Dans une industrie qui voit toujours plus de suites sortir, le renouvellement du gameplay est une préoccupation permanente pour les développeurs qui cherchent à ne pas lasser les joueurs. Mais les jeux étant aussi de plus en plus chers à produire, bouleverser une recette qui fonctionne, c'est courir le risque de décevoir les fans et de voir chuter les ventes. Ce n'est donc pas une option envisageable. Alors les studios se creusent la tête pour ajouter toujours plus de features et de couches au gameplay. Mais qu'est ce que cela apporte au final ? De la variété ? Du fun ? Le jeu précédent ne l'était-il pas assez ? Comprenez bien que si l'ajout de nouvelles possibilités est une bonne chose, encore faut-il qu'elles soient bien pensées, s'intègrent parfaitement au jeu, et apportent autre chose que simplement des actions supplémentaires à effectuer. Un bon exemple du genre est l'introduction de la bourse dans
GTA V. Cette dernière est totalement pertinente vu le thème du jeu de
Rockstar. Au contraire, la bataille navale dans
Assassin's Creed III, aussi bonne soit-elle, tombe comme un cheveu sur la soupe, tant elle est à part dans le jeu, ne lui apportant pas grand chose au final, si ce n'est un écran de fumée masquant la mollesse générale du titre. Mais le pire ajout qui soit reste encore les objets à récupérer. Il n'y a rien de plus artificiel et inutile, et pourtant, c'est une chose qui se généralise. Collectionner des thermos à café dans
Alan Wake, ça casse complètement l'ambiance, en plus d'être totalement hors-sujet. Et malheureusement, les exemples sont nombreux.
Pour bien faire, il faut intégrer le gameplay à la narration, que ces règles qui régissent les actions du joueur soient aussi créatrices d'émotions, ou porteuses du discours. Il existe déjà quelques exemple, mais ces derniers sont trop rares.
Ico avait fait fort en forçant le joueur à maintenir un bouton appuyé pour tenir la main de Yorda, créant ainsi un lien réel, physique, entre lui et le personnage virtuel.

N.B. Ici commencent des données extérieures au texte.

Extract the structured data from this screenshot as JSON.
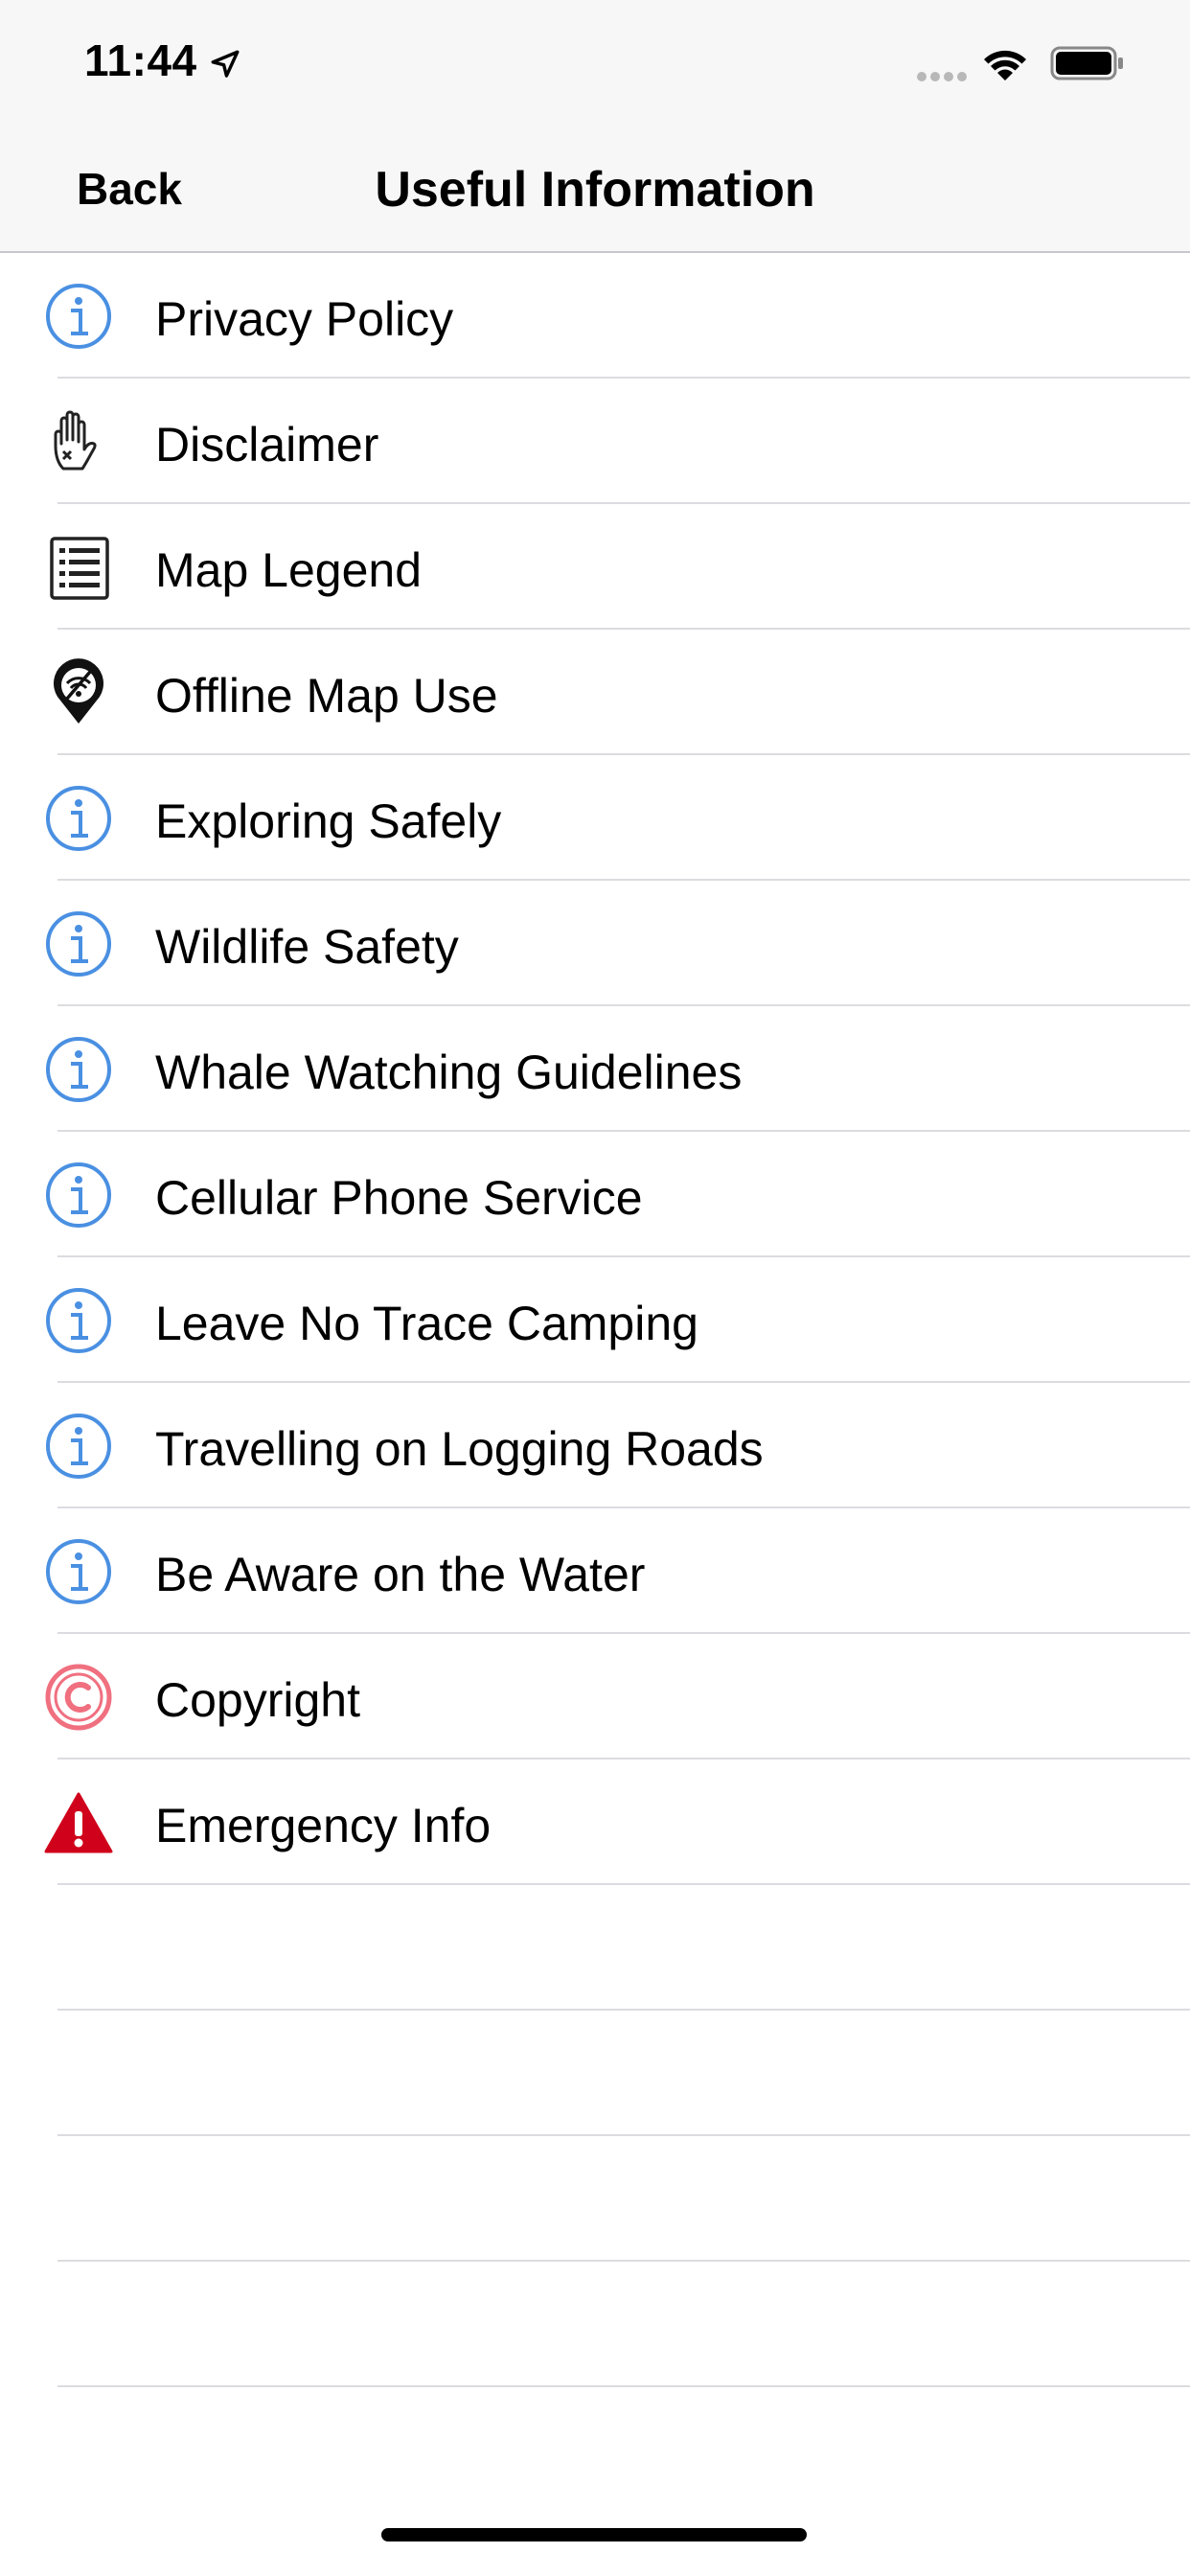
{
  "status_bar": {
    "time": "11:44"
  },
  "nav": {
    "back_label": "Back",
    "title": "Useful Information"
  },
  "items": [
    {
      "label": "Privacy Policy",
      "icon": "info-icon"
    },
    {
      "label": "Disclaimer",
      "icon": "hand-stop-icon"
    },
    {
      "label": "Map Legend",
      "icon": "list-icon"
    },
    {
      "label": "Offline Map Use",
      "icon": "offline-map-pin-icon"
    },
    {
      "label": "Exploring Safely",
      "icon": "info-icon"
    },
    {
      "label": "Wildlife Safety",
      "icon": "info-icon"
    },
    {
      "label": "Whale Watching Guidelines",
      "icon": "info-icon"
    },
    {
      "label": "Cellular Phone Service",
      "icon": "info-icon"
    },
    {
      "label": "Leave No Trace Camping",
      "icon": "info-icon"
    },
    {
      "label": "Travelling on Logging Roads",
      "icon": "info-icon"
    },
    {
      "label": "Be Aware on the Water",
      "icon": "info-icon"
    },
    {
      "label": "Copyright",
      "icon": "copyright-icon"
    },
    {
      "label": "Emergency Info",
      "icon": "warning-icon"
    }
  ],
  "colors": {
    "info_blue": "#4a90e2",
    "copyright_red": "#f07080",
    "warning_red": "#d0021b",
    "separator": "#dcdce0",
    "bar_background": "#f7f7f7"
  }
}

Plus récemment,
Naughty Dog a utilisé le gameplay pour appuyer l'incapacité d'Ellie à nager, via des séquences répétées où il faut lui faire traverser une étendue d'eau sur une palette. Apparemment anodines, ces petites séquences prennent tout leur sens quand la jeune fille tombe à l'eau, vers la fin du jeu. Le joueur comprend alors instantanément qu'Ellie est en danger de mort et se rue pour la sauver. En quelques secondes, le joueur passe de l'exploration tranquille au gros coup de stress. Mais bien sûr, pour que cela fonctionne, il faut qu'il se soit attaché au personnage, d'où la nécessité de soigner l'écriture des personnages, de prendre le temps de les développer. À ce niveau-là, des jeux indépendants, comme
DLC Quest et
Paper Please, ont déjà démontré qu'il était possible de baser toute la narration d'un jeu sur son gameplay, et de s'en servir pour faire passer un message, tout en conservant des mécaniques de jeu simples. L'air de rien, nous touchons du doigt un sujet extrêmement important : l'écriture vidéo-ludique. Et cette dernière constituera probablement un des principaux facteurs d'innovation, d'évolution de notre média.